My health is deteriorating, my PAP tests have been coming back abnormal for the past year and a half now, but I have not been to see a doctor in over a year for it. I can't afford to and I guess I'm hoping I'll just die.

During my last "temper -tantrum" I actually burned to word die into my stomach. I always cut my stomach so that no one else can see. I am so embarrassed by the fact that I can't control my own actions. As I am writing this, I am experiencing my second miscarriage, which, after burning the word die in my stomach, is really freaking me out. This is my second miscarriage and not that I was ever trying to get pregnant, but to be pregnant and full of life one minute and have it die the next (especially after burning the word into my stomach)..........it's my own fault.

I've already killed two of my babies. Maybe not intentionally, but just because of who I am. No fetus is ever going to be able to survive my stressed body, I don't even know how I do it. I suppose it was a blessing for both of them not to be condemned to a life with me as their mother. Cliff was the father of both, though and to think that my body is not capable of producing anything out of love..........I don't want to think about it anymore. 

Last January, the other singer in my band, and my very good friend, died in a car accident. I stopped working for a couple of months. In May I had my miscarriage.

In June, I was fired for working too hard, kicked out of my house, and broke up with Cliff (busy month.) I got another job that lasted only a month because I hated my boss and wanted to stab him through the heart with a letter opener.

I started hanging out in bars a lot, conning men out of drinks and money. I got another part-time job that lasted a month. Then, again, went back to conning men out of money. I have been working for about a month right now, but am ready to quit for fear that I will seriously injure one of my coworkers. I am a hard worker, I just can't deal with people. But, since I am such a hard worker, I am very strong plus I workout on a punching bag to relieve some aggression. When I get mad, though, I get afraid that I might hurt someone seriously. And I generally seem more interested in fighting men than women.

One night as I was going to a bar by myself, I saw a couple arguing as I was getting out of my car. He hit her, so I spoke up and he threatened me. I walked back to my car, started it, put a pair of gloves on then went back and screamed "hey" as I was right behind him. As he spun around, I smashed him in the face, first with the right, then the left. I knocked him off balance, and as soon as he hit the ground, I started kicking him with my pointed high heel boots. His girlfriend ran into the bar so I kicked him in the face a couple of times, then took off. This is the first time I have shared this with anyone, I told myself to forget about it. I went back to one of my regular bars and got trashed.

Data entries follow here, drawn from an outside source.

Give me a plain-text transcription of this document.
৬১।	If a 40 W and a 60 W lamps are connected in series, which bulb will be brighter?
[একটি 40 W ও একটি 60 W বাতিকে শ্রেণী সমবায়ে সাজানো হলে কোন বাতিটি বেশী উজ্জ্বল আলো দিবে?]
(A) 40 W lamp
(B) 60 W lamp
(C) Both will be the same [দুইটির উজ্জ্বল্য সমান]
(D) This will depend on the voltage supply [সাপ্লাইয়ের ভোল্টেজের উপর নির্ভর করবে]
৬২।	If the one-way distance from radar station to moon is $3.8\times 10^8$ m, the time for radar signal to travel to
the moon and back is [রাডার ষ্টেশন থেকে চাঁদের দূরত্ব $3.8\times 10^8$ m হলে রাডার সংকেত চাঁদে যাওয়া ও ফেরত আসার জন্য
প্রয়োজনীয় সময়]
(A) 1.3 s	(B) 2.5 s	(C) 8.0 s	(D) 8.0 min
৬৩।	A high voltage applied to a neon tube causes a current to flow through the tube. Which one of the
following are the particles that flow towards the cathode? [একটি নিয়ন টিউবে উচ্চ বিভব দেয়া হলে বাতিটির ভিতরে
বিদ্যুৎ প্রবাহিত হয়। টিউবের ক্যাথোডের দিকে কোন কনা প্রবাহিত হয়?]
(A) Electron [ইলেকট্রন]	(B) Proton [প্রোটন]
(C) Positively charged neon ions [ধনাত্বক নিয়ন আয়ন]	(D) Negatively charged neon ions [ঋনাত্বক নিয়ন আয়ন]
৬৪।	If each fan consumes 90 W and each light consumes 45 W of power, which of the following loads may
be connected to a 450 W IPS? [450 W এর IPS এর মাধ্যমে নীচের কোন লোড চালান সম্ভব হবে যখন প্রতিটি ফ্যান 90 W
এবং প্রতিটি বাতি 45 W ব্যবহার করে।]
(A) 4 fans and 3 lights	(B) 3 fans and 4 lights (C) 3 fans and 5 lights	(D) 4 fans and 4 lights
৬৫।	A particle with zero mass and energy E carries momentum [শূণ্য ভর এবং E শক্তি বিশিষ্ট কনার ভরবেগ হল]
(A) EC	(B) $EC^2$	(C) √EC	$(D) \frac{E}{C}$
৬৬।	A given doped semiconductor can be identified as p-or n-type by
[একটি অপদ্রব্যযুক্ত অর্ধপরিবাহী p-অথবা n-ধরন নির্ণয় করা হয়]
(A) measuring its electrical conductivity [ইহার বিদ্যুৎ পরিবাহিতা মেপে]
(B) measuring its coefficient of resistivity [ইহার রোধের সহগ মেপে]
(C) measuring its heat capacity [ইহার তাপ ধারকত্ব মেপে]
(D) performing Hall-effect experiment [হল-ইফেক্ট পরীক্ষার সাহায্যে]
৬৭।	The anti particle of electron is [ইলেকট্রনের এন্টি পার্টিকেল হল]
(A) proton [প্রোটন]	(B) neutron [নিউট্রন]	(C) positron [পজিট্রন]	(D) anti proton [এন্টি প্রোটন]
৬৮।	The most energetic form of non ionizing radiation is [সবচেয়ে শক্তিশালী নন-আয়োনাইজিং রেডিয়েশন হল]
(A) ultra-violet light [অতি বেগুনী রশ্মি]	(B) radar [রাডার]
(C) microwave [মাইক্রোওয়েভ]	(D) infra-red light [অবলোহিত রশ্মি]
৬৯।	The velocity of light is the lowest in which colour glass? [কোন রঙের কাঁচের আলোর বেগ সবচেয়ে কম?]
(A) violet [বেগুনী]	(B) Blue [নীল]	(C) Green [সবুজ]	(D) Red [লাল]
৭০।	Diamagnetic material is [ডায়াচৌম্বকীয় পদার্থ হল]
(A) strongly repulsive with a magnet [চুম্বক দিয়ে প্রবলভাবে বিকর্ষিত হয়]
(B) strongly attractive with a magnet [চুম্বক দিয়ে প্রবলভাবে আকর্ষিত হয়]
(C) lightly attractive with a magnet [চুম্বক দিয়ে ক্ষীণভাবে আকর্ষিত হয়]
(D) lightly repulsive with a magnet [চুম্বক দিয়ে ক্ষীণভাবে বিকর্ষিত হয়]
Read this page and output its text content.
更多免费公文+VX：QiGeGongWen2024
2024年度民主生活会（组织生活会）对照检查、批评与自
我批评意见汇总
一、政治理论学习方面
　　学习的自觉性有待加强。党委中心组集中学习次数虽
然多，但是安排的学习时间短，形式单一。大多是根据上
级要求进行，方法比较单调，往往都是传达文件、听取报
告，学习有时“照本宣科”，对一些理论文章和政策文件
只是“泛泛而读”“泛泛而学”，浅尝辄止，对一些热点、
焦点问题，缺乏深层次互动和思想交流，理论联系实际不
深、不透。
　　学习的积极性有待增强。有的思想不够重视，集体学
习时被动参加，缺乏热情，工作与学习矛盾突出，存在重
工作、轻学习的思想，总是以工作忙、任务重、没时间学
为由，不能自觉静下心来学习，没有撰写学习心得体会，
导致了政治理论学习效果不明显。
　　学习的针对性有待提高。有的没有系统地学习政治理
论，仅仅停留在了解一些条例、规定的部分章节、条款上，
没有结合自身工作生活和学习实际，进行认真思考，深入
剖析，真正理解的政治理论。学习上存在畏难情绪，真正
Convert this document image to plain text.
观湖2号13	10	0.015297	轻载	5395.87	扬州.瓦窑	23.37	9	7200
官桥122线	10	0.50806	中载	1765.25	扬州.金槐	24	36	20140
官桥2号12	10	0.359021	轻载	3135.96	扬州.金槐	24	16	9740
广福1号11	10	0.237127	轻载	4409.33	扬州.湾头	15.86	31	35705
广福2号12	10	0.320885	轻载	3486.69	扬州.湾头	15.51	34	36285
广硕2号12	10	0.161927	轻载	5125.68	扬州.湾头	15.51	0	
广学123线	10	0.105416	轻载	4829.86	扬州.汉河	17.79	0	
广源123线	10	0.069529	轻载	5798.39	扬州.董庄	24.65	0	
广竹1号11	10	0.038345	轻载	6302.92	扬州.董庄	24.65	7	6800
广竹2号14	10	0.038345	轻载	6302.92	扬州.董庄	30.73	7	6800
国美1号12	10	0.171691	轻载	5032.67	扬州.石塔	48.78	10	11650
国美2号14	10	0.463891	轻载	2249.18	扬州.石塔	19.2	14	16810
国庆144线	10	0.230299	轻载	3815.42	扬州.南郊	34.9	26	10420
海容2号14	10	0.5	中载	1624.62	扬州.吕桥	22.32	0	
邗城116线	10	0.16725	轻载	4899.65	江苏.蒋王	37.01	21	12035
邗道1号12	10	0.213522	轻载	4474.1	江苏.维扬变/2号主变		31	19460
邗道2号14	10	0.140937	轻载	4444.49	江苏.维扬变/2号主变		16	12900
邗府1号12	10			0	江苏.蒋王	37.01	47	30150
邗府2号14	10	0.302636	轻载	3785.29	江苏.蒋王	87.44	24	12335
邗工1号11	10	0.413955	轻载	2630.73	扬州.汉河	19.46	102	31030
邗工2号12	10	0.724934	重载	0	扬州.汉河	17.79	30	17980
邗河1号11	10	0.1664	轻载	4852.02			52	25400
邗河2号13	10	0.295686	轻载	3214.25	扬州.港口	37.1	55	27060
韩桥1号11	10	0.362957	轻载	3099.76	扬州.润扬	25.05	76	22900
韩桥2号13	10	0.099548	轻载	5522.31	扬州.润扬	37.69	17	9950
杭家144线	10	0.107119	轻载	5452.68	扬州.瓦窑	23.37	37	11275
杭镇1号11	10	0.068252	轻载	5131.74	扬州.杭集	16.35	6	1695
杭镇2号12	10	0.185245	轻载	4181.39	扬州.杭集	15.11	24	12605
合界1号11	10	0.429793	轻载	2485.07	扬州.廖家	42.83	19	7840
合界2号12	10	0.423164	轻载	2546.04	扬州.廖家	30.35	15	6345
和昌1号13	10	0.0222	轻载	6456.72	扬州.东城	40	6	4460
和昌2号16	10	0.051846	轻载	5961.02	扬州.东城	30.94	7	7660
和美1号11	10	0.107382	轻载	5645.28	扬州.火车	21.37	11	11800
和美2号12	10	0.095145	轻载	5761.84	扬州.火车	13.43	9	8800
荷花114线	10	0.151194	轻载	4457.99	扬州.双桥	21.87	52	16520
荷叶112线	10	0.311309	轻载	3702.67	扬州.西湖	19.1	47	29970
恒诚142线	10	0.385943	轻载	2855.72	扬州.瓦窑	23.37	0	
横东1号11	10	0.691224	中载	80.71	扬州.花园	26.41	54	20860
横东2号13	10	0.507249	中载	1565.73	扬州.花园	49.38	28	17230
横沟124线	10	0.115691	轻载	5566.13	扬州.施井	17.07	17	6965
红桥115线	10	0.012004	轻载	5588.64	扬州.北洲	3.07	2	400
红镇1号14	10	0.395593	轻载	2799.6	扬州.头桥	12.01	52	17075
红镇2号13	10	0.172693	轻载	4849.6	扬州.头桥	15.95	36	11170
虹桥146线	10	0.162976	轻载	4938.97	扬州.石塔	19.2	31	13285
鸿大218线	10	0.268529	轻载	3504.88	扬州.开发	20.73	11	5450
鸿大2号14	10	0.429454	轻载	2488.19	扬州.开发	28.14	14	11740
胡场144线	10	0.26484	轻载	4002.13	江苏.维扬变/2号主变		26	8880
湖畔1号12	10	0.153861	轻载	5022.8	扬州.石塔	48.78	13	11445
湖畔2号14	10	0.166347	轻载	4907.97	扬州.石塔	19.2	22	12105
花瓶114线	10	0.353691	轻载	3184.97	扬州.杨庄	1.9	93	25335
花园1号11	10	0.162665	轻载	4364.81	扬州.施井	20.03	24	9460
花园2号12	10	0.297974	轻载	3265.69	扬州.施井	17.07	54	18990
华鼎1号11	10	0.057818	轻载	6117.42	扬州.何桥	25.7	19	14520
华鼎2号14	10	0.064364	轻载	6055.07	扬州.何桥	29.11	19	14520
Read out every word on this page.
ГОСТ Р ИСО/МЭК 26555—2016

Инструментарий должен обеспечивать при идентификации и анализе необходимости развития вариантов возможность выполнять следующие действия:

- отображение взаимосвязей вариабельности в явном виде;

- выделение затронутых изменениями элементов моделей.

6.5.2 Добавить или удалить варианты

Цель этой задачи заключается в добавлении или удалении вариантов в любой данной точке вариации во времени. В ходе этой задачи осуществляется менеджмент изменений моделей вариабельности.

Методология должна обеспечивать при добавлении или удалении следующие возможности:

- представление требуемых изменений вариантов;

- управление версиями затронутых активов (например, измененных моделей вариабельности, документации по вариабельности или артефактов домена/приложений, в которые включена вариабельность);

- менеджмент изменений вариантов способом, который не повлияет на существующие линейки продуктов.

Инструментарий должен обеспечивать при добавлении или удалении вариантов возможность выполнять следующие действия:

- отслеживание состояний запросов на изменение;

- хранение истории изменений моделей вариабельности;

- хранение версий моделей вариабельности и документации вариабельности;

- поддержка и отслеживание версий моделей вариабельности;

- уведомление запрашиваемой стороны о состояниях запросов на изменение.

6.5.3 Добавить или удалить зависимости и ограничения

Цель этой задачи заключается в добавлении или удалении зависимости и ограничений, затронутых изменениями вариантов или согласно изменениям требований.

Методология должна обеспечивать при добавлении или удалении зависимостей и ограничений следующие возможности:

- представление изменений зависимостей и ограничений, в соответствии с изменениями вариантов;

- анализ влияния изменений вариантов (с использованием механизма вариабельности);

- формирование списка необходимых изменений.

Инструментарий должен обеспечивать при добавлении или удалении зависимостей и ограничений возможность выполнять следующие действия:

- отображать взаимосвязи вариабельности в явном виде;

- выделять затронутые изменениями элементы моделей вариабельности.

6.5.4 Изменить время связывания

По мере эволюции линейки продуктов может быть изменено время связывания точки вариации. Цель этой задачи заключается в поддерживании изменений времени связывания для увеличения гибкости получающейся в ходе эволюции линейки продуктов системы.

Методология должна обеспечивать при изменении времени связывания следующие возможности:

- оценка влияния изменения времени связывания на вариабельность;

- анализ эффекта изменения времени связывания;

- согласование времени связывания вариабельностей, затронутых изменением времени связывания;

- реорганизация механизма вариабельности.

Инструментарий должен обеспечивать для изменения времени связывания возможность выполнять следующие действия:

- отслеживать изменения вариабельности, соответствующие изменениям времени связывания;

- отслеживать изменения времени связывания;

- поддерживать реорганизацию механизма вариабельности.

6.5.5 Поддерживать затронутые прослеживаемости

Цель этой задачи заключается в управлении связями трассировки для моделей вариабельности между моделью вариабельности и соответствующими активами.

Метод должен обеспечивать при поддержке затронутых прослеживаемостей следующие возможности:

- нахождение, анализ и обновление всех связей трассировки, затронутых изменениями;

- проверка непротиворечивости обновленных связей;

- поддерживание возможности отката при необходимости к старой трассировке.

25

I don't know how to deal with my life. I started going to therapy a few months ago, and they diagnosed me with BPD and major depression. They put me on medication, which seems to have reduced the feelings of self pity and sadness, but those were the only things that have been keeping my anger in check. I'm not sure how I'm going to deal with it, but I just try to take each day as it comes. Maybe if I won the lottery, I could have everything I want and live by myself.......alone-not lonely.